By that time, Jon Edgar Webb, a former police reporter, had served three years in prison for a botched armed robbery of a jewelry store that, he told her, he had committed to get out of a wretched marriage.
While behind bars, he wrote short stories and a novel about prison life, “Four Steps to the Wall,” which was published in 1948.
They moved to New Orleans in 1940. Sherwood Anderson, a former French Quarter resident and a friend of Jon Webb’s, put the couple in touch with a painter who gave them a typewriter and some money and offered Louise Webb a job in his design warehouse.
She augmented their income as a street artist, dressing in bright colors to catch tourists’ eyes, said Weddle.
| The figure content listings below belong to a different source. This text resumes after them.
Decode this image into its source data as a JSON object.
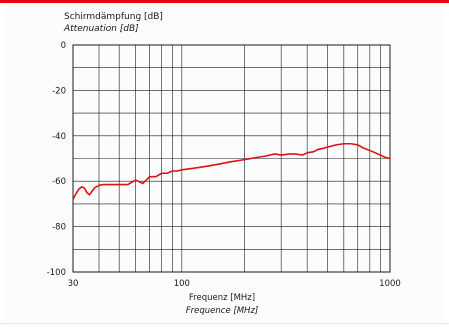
{
  "chart_data": {
    "type": "line",
    "ylabel": "Schirmdämpfung [dB]",
    "ylabel_en": "Attenuation [dB]",
    "xlabel": "Frequenz [MHz]",
    "xlabel_en": "Frequence [MHz]",
    "x_scale": "log",
    "xlim": [
      30,
      1000
    ],
    "ylim": [
      -100,
      0
    ],
    "x_ticks": [
      30,
      100,
      1000
    ],
    "y_ticks": [
      0,
      -20,
      -40,
      -60,
      -80,
      -100
    ],
    "grid": true,
    "line_color": "#d7141a",
    "series": [
      {
        "x": [
          30,
          31,
          32,
          33,
          34,
          35,
          36,
          37,
          38,
          40,
          42,
          45,
          50,
          55,
          60,
          65,
          70,
          75,
          80,
          85,
          90,
          95,
          100,
          110,
          120,
          130,
          150,
          170,
          200,
          230,
          250,
          280,
          300,
          330,
          350,
          380,
          400,
          430,
          450,
          480,
          500,
          550,
          600,
          650,
          700,
          750,
          800,
          850,
          900,
          950,
          1000
        ],
        "y": [
          -68,
          -65.5,
          -63.5,
          -62.5,
          -63,
          -65,
          -66,
          -64.5,
          -63,
          -61.8,
          -61.5,
          -61.5,
          -61.5,
          -61.5,
          -59.5,
          -61,
          -58,
          -58,
          -56.5,
          -56.5,
          -55.5,
          -55.5,
          -55,
          -54.5,
          -54,
          -53.5,
          -52.5,
          -51.5,
          -50.5,
          -49.5,
          -49,
          -48,
          -48.5,
          -48,
          -48,
          -48.5,
          -47.5,
          -47,
          -46,
          -45.5,
          -45,
          -44,
          -43.5,
          -43.5,
          -44,
          -45.5,
          -46.5,
          -47.5,
          -48.5,
          -49.5,
          -50
        ]
      }
    ]
  }
}
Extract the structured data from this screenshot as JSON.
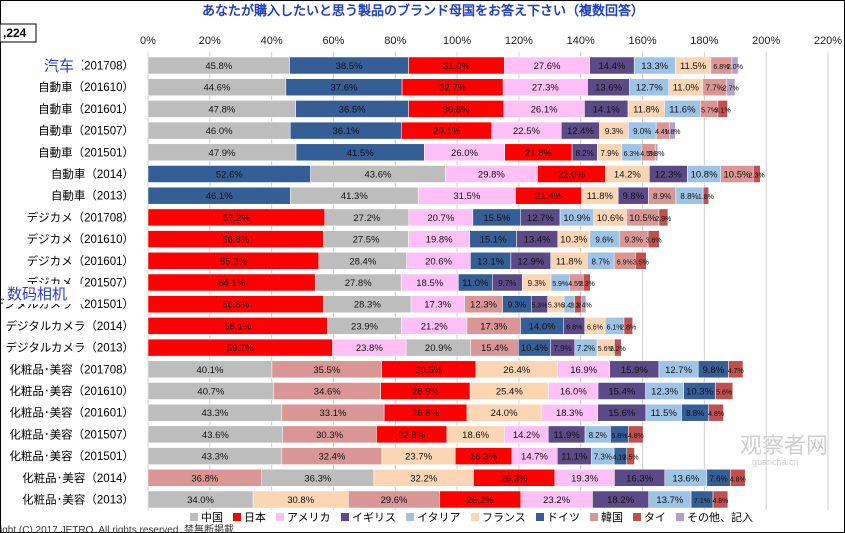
{
  "header": {
    "edge_label": ",224"
  },
  "chart_data": {
    "type": "bar",
    "orientation": "horizontal-stacked",
    "title": "あなたが購入したいと思う製品のブランド母国をお答え下さい（複数回答）",
    "xlim": [
      0,
      220
    ],
    "xticks": [
      "0%",
      "20%",
      "40%",
      "60%",
      "80%",
      "100%",
      "120%",
      "140%",
      "160%",
      "180%",
      "200%",
      "220%"
    ],
    "xtick_values": [
      0,
      20,
      40,
      60,
      80,
      100,
      120,
      140,
      160,
      180,
      200,
      220
    ],
    "grid": true,
    "legend_position": "bottom",
    "series": [
      {
        "name": "中国",
        "color": "#bdbdbd"
      },
      {
        "name": "日本",
        "color": "#ff0000"
      },
      {
        "name": "アメリカ",
        "color": "#ffbff7"
      },
      {
        "name": "イギリス",
        "color": "#5c4a86"
      },
      {
        "name": "イタリア",
        "color": "#9dc3e6"
      },
      {
        "name": "フランス",
        "color": "#fcd5b4"
      },
      {
        "name": "ドイツ",
        "color": "#355e96"
      },
      {
        "name": "韓国",
        "color": "#d99694"
      },
      {
        "name": "タイ",
        "color": "#c0504d"
      },
      {
        "name": "その他、記入",
        "color": "#b3a2c7"
      }
    ],
    "rows": [
      {
        "label": "汽车（201708）",
        "segments": [
          [
            "中国",
            45.8
          ],
          [
            "ドイツ",
            38.5
          ],
          [
            "日本",
            31.0
          ],
          [
            "アメリカ",
            27.6
          ],
          [
            "イギリス",
            14.4
          ],
          [
            "イタリア",
            13.3
          ],
          [
            "フランス",
            11.5
          ],
          [
            "韓国",
            6.8
          ],
          [
            "その他、記入",
            2.0
          ]
        ]
      },
      {
        "label": "自動車（201610）",
        "segments": [
          [
            "中国",
            44.6
          ],
          [
            "ドイツ",
            37.6
          ],
          [
            "日本",
            32.7
          ],
          [
            "アメリカ",
            27.3
          ],
          [
            "イギリス",
            13.6
          ],
          [
            "イタリア",
            12.7
          ],
          [
            "フランス",
            11.0
          ],
          [
            "韓国",
            7.7
          ],
          [
            "その他、記入",
            2.7
          ]
        ]
      },
      {
        "label": "自動車（201601）",
        "segments": [
          [
            "中国",
            47.8
          ],
          [
            "ドイツ",
            36.5
          ],
          [
            "日本",
            30.8
          ],
          [
            "アメリカ",
            26.1
          ],
          [
            "イギリス",
            14.1
          ],
          [
            "フランス",
            11.8
          ],
          [
            "イタリア",
            11.6
          ],
          [
            "韓国",
            5.7
          ],
          [
            "タイ",
            3.1
          ]
        ]
      },
      {
        "label": "自動車（201507）",
        "segments": [
          [
            "中国",
            46.0
          ],
          [
            "ドイツ",
            36.1
          ],
          [
            "日本",
            29.1
          ],
          [
            "アメリカ",
            22.5
          ],
          [
            "イギリス",
            12.4
          ],
          [
            "フランス",
            9.3
          ],
          [
            "イタリア",
            9.0
          ],
          [
            "韓国",
            4.4
          ],
          [
            "その他、記入",
            1.8
          ]
        ]
      },
      {
        "label": "自動車（201501）",
        "segments": [
          [
            "中国",
            47.9
          ],
          [
            "ドイツ",
            41.5
          ],
          [
            "アメリカ",
            26.0
          ],
          [
            "日本",
            21.8
          ],
          [
            "イギリス",
            8.2
          ],
          [
            "フランス",
            7.9
          ],
          [
            "イタリア",
            6.3
          ],
          [
            "韓国",
            4.5
          ],
          [
            "その他、記入",
            0.8
          ]
        ]
      },
      {
        "label": "自動車（2014）",
        "segments": [
          [
            "ドイツ",
            52.6
          ],
          [
            "中国",
            43.6
          ],
          [
            "アメリカ",
            29.8
          ],
          [
            "日本",
            22.0
          ],
          [
            "フランス",
            14.2
          ],
          [
            "イギリス",
            12.3
          ],
          [
            "イタリア",
            10.8
          ],
          [
            "韓国",
            10.5
          ],
          [
            "タイ",
            2.3
          ]
        ]
      },
      {
        "label": "自動車（2013）",
        "segments": [
          [
            "ドイツ",
            46.1
          ],
          [
            "中国",
            41.3
          ],
          [
            "アメリカ",
            31.5
          ],
          [
            "日本",
            21.4
          ],
          [
            "フランス",
            11.8
          ],
          [
            "イギリス",
            9.8
          ],
          [
            "韓国",
            8.9
          ],
          [
            "イタリア",
            8.8
          ],
          [
            "タイ",
            1.8
          ]
        ]
      },
      {
        "label": "デジカメ（201708）",
        "segments": [
          [
            "日本",
            57.2
          ],
          [
            "中国",
            27.2
          ],
          [
            "アメリカ",
            20.7
          ],
          [
            "ドイツ",
            15.5
          ],
          [
            "イギリス",
            12.7
          ],
          [
            "イタリア",
            10.9
          ],
          [
            "フランス",
            10.6
          ],
          [
            "韓国",
            10.5
          ],
          [
            "タイ",
            2.9
          ]
        ]
      },
      {
        "label": "デジカメ（201610）",
        "segments": [
          [
            "日本",
            56.8
          ],
          [
            "中国",
            27.5
          ],
          [
            "アメリカ",
            19.8
          ],
          [
            "ドイツ",
            15.1
          ],
          [
            "イギリス",
            13.4
          ],
          [
            "フランス",
            10.3
          ],
          [
            "イタリア",
            9.6
          ],
          [
            "韓国",
            9.3
          ],
          [
            "タイ",
            3.6
          ]
        ]
      },
      {
        "label": "デジカメ（201601）",
        "segments": [
          [
            "日本",
            55.3
          ],
          [
            "中国",
            28.4
          ],
          [
            "アメリカ",
            20.6
          ],
          [
            "ドイツ",
            13.1
          ],
          [
            "イギリス",
            12.9
          ],
          [
            "フランス",
            11.8
          ],
          [
            "イタリア",
            8.7
          ],
          [
            "韓国",
            6.9
          ],
          [
            "タイ",
            3.5
          ]
        ]
      },
      {
        "label": "デジカメ（201507）",
        "segments": [
          [
            "日本",
            54.1
          ],
          [
            "中国",
            27.8
          ],
          [
            "アメリカ",
            18.5
          ],
          [
            "ドイツ",
            11.0
          ],
          [
            "イギリス",
            9.7
          ],
          [
            "フランス",
            9.3
          ],
          [
            "イタリア",
            5.9
          ],
          [
            "韓国",
            4.5
          ],
          [
            "タイ",
            2.3
          ]
        ]
      },
      {
        "label": "デジタルカメラ（201501）",
        "segments": [
          [
            "日本",
            56.8
          ],
          [
            "中国",
            28.3
          ],
          [
            "アメリカ",
            17.3
          ],
          [
            "韓国",
            12.3
          ],
          [
            "ドイツ",
            9.3
          ],
          [
            "イギリス",
            5.3
          ],
          [
            "フランス",
            5.3
          ],
          [
            "イタリア",
            3.4
          ],
          [
            "タイ",
            2.3
          ],
          [
            "その他、記入",
            1.4
          ]
        ]
      },
      {
        "label": "デジタルカメラ（2014）",
        "segments": [
          [
            "日本",
            58.1
          ],
          [
            "中国",
            23.9
          ],
          [
            "アメリカ",
            21.2
          ],
          [
            "韓国",
            17.3
          ],
          [
            "ドイツ",
            14.0
          ],
          [
            "イギリス",
            6.8
          ],
          [
            "フランス",
            6.6
          ],
          [
            "イタリア",
            6.1
          ],
          [
            "タイ",
            2.8
          ]
        ]
      },
      {
        "label": "デジタルカメラ（2013）",
        "segments": [
          [
            "日本",
            59.7
          ],
          [
            "アメリカ",
            23.8
          ],
          [
            "中国",
            20.9
          ],
          [
            "韓国",
            15.4
          ],
          [
            "ドイツ",
            10.4
          ],
          [
            "イギリス",
            7.9
          ],
          [
            "イタリア",
            7.2
          ],
          [
            "フランス",
            5.6
          ],
          [
            "タイ",
            2.2
          ]
        ]
      },
      {
        "label": "化粧品･美容（201708）",
        "segments": [
          [
            "中国",
            40.1
          ],
          [
            "韓国",
            35.5
          ],
          [
            "日本",
            30.5
          ],
          [
            "フランス",
            26.4
          ],
          [
            "アメリカ",
            16.9
          ],
          [
            "イギリス",
            15.9
          ],
          [
            "イタリア",
            12.7
          ],
          [
            "ドイツ",
            9.8
          ],
          [
            "タイ",
            4.7
          ]
        ]
      },
      {
        "label": "化粧品･美容（201610）",
        "segments": [
          [
            "中国",
            40.7
          ],
          [
            "韓国",
            34.6
          ],
          [
            "日本",
            28.9
          ],
          [
            "フランス",
            25.4
          ],
          [
            "アメリカ",
            16.0
          ],
          [
            "イギリス",
            15.4
          ],
          [
            "イタリア",
            12.3
          ],
          [
            "ドイツ",
            10.3
          ],
          [
            "タイ",
            5.6
          ]
        ]
      },
      {
        "label": "化粧品･美容（201601）",
        "segments": [
          [
            "中国",
            43.3
          ],
          [
            "韓国",
            33.1
          ],
          [
            "日本",
            26.8
          ],
          [
            "フランス",
            24.0
          ],
          [
            "アメリカ",
            18.3
          ],
          [
            "イギリス",
            15.6
          ],
          [
            "イタリア",
            11.5
          ],
          [
            "ドイツ",
            8.8
          ],
          [
            "タイ",
            4.8
          ]
        ]
      },
      {
        "label": "化粧品･美容（201507）",
        "segments": [
          [
            "中国",
            43.6
          ],
          [
            "韓国",
            30.3
          ],
          [
            "日本",
            22.8
          ],
          [
            "フランス",
            18.6
          ],
          [
            "アメリカ",
            14.2
          ],
          [
            "イギリス",
            11.9
          ],
          [
            "イタリア",
            8.2
          ],
          [
            "ドイツ",
            5.8
          ],
          [
            "タイ",
            4.8
          ]
        ]
      },
      {
        "label": "化粧品･美容（201501）",
        "segments": [
          [
            "中国",
            43.3
          ],
          [
            "韓国",
            32.4
          ],
          [
            "フランス",
            23.7
          ],
          [
            "日本",
            18.3
          ],
          [
            "アメリカ",
            14.7
          ],
          [
            "イギリス",
            11.1
          ],
          [
            "イタリア",
            7.3
          ],
          [
            "ドイツ",
            4.1
          ],
          [
            "タイ",
            2.5
          ]
        ]
      },
      {
        "label": "化粧品･美容（2014）",
        "segments": [
          [
            "韓国",
            36.8
          ],
          [
            "中国",
            36.3
          ],
          [
            "フランス",
            32.2
          ],
          [
            "日本",
            26.3
          ],
          [
            "アメリカ",
            19.3
          ],
          [
            "イギリス",
            16.3
          ],
          [
            "イタリア",
            13.6
          ],
          [
            "ドイツ",
            7.6
          ],
          [
            "タイ",
            4.8
          ]
        ]
      },
      {
        "label": "化粧品･美容（2013）",
        "segments": [
          [
            "中国",
            34.0
          ],
          [
            "フランス",
            30.8
          ],
          [
            "韓国",
            29.6
          ],
          [
            "日本",
            26.2
          ],
          [
            "アメリカ",
            23.2
          ],
          [
            "イギリス",
            18.2
          ],
          [
            "イタリア",
            13.7
          ],
          [
            "ドイツ",
            7.1
          ],
          [
            "タイ",
            4.8
          ]
        ]
      }
    ]
  },
  "annotations": [
    {
      "text": "汽车"
    },
    {
      "text": "数码相机"
    }
  ],
  "watermark": {
    "text": "观察者网",
    "sub": "guancha.cn"
  },
  "footer": {
    "copyright": "ight (C) 2017 JETRO. All rights reserved. 禁無断掲載"
  }
}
“She looked like a gypsy,” he said. “A reporter did a story on her and dubbed her Gypsy Lou Webb.”
The nickname stuck.
“She had a sense of flair and adventure,” Clevenger said. “I never saw her when she wasn’t dressed up. It wasn’t Chanel or Dior. She wore those flowing, gathered, brightly colored skirts and long-sleeve shirts, and then she wore all this jewelry – rings and necklaces – and she had a comb in her big black hair.”
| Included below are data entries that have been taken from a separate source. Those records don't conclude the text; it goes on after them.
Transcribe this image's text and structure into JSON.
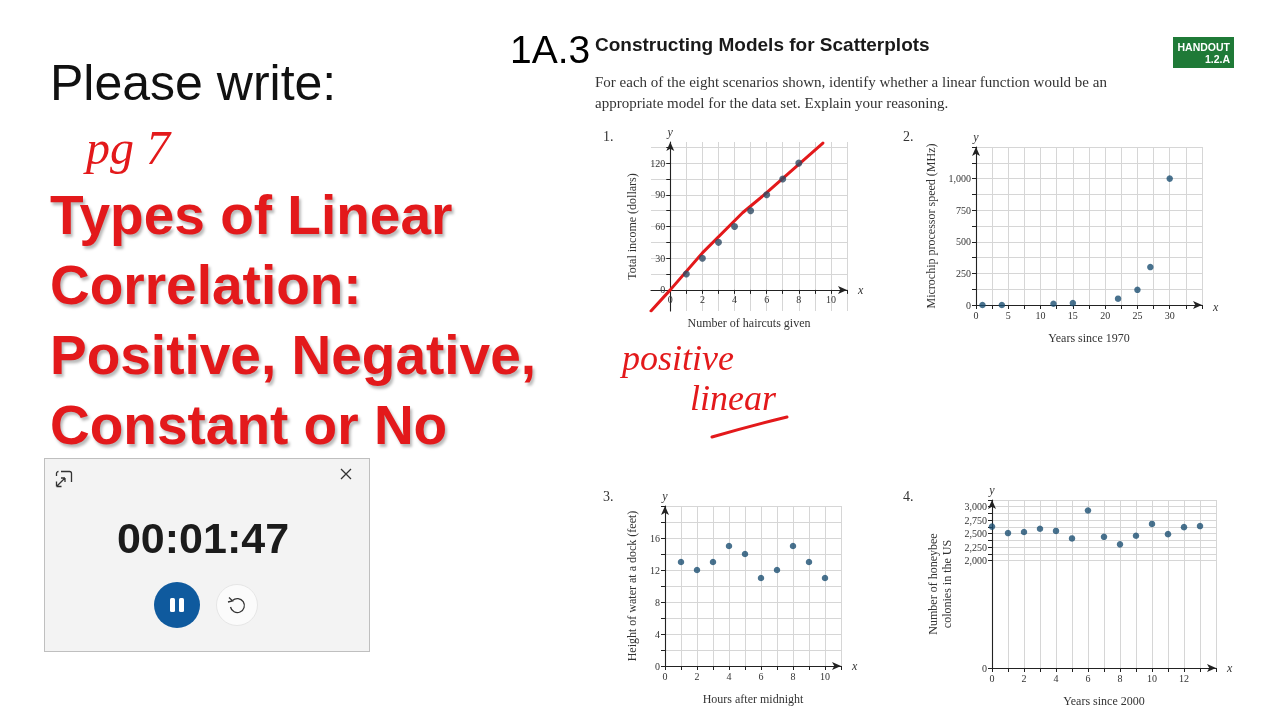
{
  "chart_data": [
    {
      "type": "other",
      "subtitle": "Please write:",
      "title": "Types of Linear Correlation: Positive, Negative, Constant or No",
      "annotations": [
        "pg 7",
        "00:01:47"
      ]
    },
    {
      "type": "other",
      "title": "Constructing Models for Scatterplots",
      "subtitle": "For each of the eight scenarios shown, identify whether a linear function would be an appropriate model for the data set. Explain your reasoning.",
      "annotations": [
        "1A.3",
        "HANDOUT 1.2.A"
      ]
    },
    {
      "type": "scatter",
      "title": "1.",
      "xlabel": "Number of haircuts given",
      "ylabel": "Total income (dollars)",
      "annotations": [
        "y",
        "x",
        "positive linear"
      ],
      "marker": "circle",
      "grid": true,
      "series": [
        {
          "color": "#2e4a63",
          "x": [
            1,
            2,
            3,
            4,
            5,
            6,
            7,
            8
          ],
          "values": [
            15,
            30,
            45,
            60,
            75,
            90,
            105,
            120
          ]
        },
        {
          "type": "line",
          "marker": "none",
          "color": "#e3191b",
          "x": [
            -1.2,
            0,
            2,
            4.5,
            6,
            9.5
          ],
          "values": [
            -20,
            0,
            35,
            73,
            92,
            139
          ]
        }
      ],
      "xlim": [
        -1.2,
        11
      ],
      "xticks": [
        0,
        {
          "value": 1,
          "label": null
        },
        2,
        {
          "value": 3,
          "label": null
        },
        4,
        {
          "value": 5,
          "label": null
        },
        6,
        {
          "value": 7,
          "label": null
        },
        8,
        {
          "value": 9,
          "label": null
        },
        10,
        {
          "value": 11,
          "label": null
        }
      ],
      "ylim": [
        -20,
        140
      ],
      "yticks": [
        0,
        {
          "value": 15,
          "label": null
        },
        30,
        {
          "value": 45,
          "label": null
        },
        60,
        {
          "value": 75,
          "label": null
        },
        90,
        {
          "value": 105,
          "label": null
        },
        120,
        {
          "value": 135,
          "label": null
        }
      ]
    },
    {
      "type": "scatter",
      "title": "2.",
      "xlabel": "Years since 1970",
      "ylabel": "Microchip processor speed (MHz)",
      "annotations": [
        "y",
        "x"
      ],
      "marker": "circle",
      "grid": true,
      "series": [
        {
          "color": "#1b4f72",
          "x": [
            1,
            4,
            12,
            15,
            22,
            25,
            27,
            30
          ],
          "values": [
            0,
            0,
            10,
            15,
            50,
            120,
            300,
            1000
          ]
        }
      ],
      "xlim": [
        0,
        35
      ],
      "xticks": [
        0,
        {
          "value": 2.5,
          "label": null
        },
        5,
        {
          "value": 7.5,
          "label": null
        },
        10,
        {
          "value": 12.5,
          "label": null
        },
        15,
        {
          "value": 17.5,
          "label": null
        },
        20,
        {
          "value": 22.5,
          "label": null
        },
        25,
        {
          "value": 27.5,
          "label": null
        },
        30,
        {
          "value": 32.5,
          "label": null
        },
        {
          "value": 35,
          "label": null
        }
      ],
      "ylim": [
        0,
        1250
      ],
      "yticks": [
        0,
        {
          "value": 125,
          "label": null
        },
        250,
        {
          "value": 375,
          "label": null
        },
        500,
        {
          "value": 625,
          "label": null
        },
        750,
        {
          "value": 875,
          "label": null
        },
        {
          "value": 1000,
          "label": "1,000"
        },
        {
          "value": 1125,
          "label": null
        },
        {
          "value": 1250,
          "label": null
        }
      ]
    },
    {
      "type": "scatter",
      "title": "3.",
      "xlabel": "Hours after midnight",
      "ylabel": "Height of water at a dock (feet)",
      "annotations": [
        "y",
        "x"
      ],
      "marker": "circle",
      "grid": true,
      "series": [
        {
          "color": "#1b4f72",
          "x": [
            1,
            2,
            3,
            4,
            5,
            6,
            7,
            8,
            9,
            10
          ],
          "values": [
            13,
            12,
            13,
            15,
            14,
            11,
            12,
            15,
            13,
            11
          ]
        }
      ],
      "xlim": [
        0,
        11
      ],
      "xticks": [
        0,
        {
          "value": 1,
          "label": null
        },
        2,
        {
          "value": 3,
          "label": null
        },
        4,
        {
          "value": 5,
          "label": null
        },
        6,
        {
          "value": 7,
          "label": null
        },
        8,
        {
          "value": 9,
          "label": null
        },
        10,
        {
          "value": 11,
          "label": null
        }
      ],
      "ylim": [
        0,
        20
      ],
      "yticks": [
        0,
        {
          "value": 2,
          "label": null
        },
        4,
        {
          "value": 6,
          "label": null
        },
        8,
        {
          "value": 10,
          "label": null
        },
        12,
        {
          "value": 14,
          "label": null
        },
        16,
        {
          "value": 18,
          "label": null
        },
        {
          "value": 20,
          "label": null
        }
      ]
    },
    {
      "type": "scatter",
      "title": "4.",
      "xlabel": "Years since 2000",
      "ylabel": "Number of honeybee colonies in the US",
      "annotations": [
        "y",
        "x"
      ],
      "marker": "circle",
      "grid": true,
      "series": [
        {
          "color": "#1b4f72",
          "x": [
            0,
            1,
            2,
            3,
            4,
            5,
            6,
            7,
            8,
            9,
            10,
            11,
            12,
            13
          ],
          "values": [
            2630,
            2510,
            2530,
            2590,
            2550,
            2410,
            2930,
            2440,
            2300,
            2460,
            2680,
            2490,
            2620,
            2640
          ]
        }
      ],
      "xlim": [
        0,
        14
      ],
      "xticks": [
        0,
        {
          "value": 1,
          "label": null
        },
        2,
        {
          "value": 3,
          "label": null
        },
        4,
        {
          "value": 5,
          "label": null
        },
        6,
        {
          "value": 7,
          "label": null
        },
        8,
        {
          "value": 9,
          "label": null
        },
        10,
        {
          "value": 11,
          "label": null
        },
        12,
        {
          "value": 13,
          "label": null
        },
        {
          "value": 14,
          "label": null
        }
      ],
      "ylim": [
        0,
        3125
      ],
      "yticks": [
        0,
        {
          "value": 2000,
          "label": "2,000"
        },
        {
          "value": 2125,
          "label": null
        },
        {
          "value": 2250,
          "label": "2,250"
        },
        {
          "value": 2375,
          "label": null
        },
        {
          "value": 2500,
          "label": "2,500"
        },
        {
          "value": 2625,
          "label": null
        },
        {
          "value": 2750,
          "label": "2,750"
        },
        {
          "value": 2875,
          "label": null
        },
        {
          "value": 3000,
          "label": "3,000"
        },
        {
          "value": 3125,
          "label": null
        }
      ]
    }
  ]
}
The Webbs were French Quarter fixtures, frequenting bars, galleries and Preservation Hall, where they sat on the floor to enjoy the music, wrote Susan Larson, The Times-Picayune’s former book editor.
When the Webbs started publishing, their output was definitely distinctive, wrote Michael Patrick Welch in Bayou Brief. “Pages came in myriad colors, textures and typesets. Gypsy Lou pressed flowers into the later issues of The Outsider.”
The Webbs left New Orleans in the late 1960s, but Gypsy Lou Webb returned to the city after her husband’s death.
Poor health forced her to move into her sister’s home in Slidell, where she worked with Weddle on his book and narrated “The Outsiders of New Orleans,” a documentary about Loujon Press.
Welch visited with Webb in 2013, after she had moved into Greenbrier.
He brought with him all four issues of The Outsider, which a friend had bought on eBay. “One issue still contained Gypsy Lou’s pressed flowers,” he wrote. “She opened the books and kissed their pages.”
Survivors include a step-grandson.
Funeral arrangements are incomplete.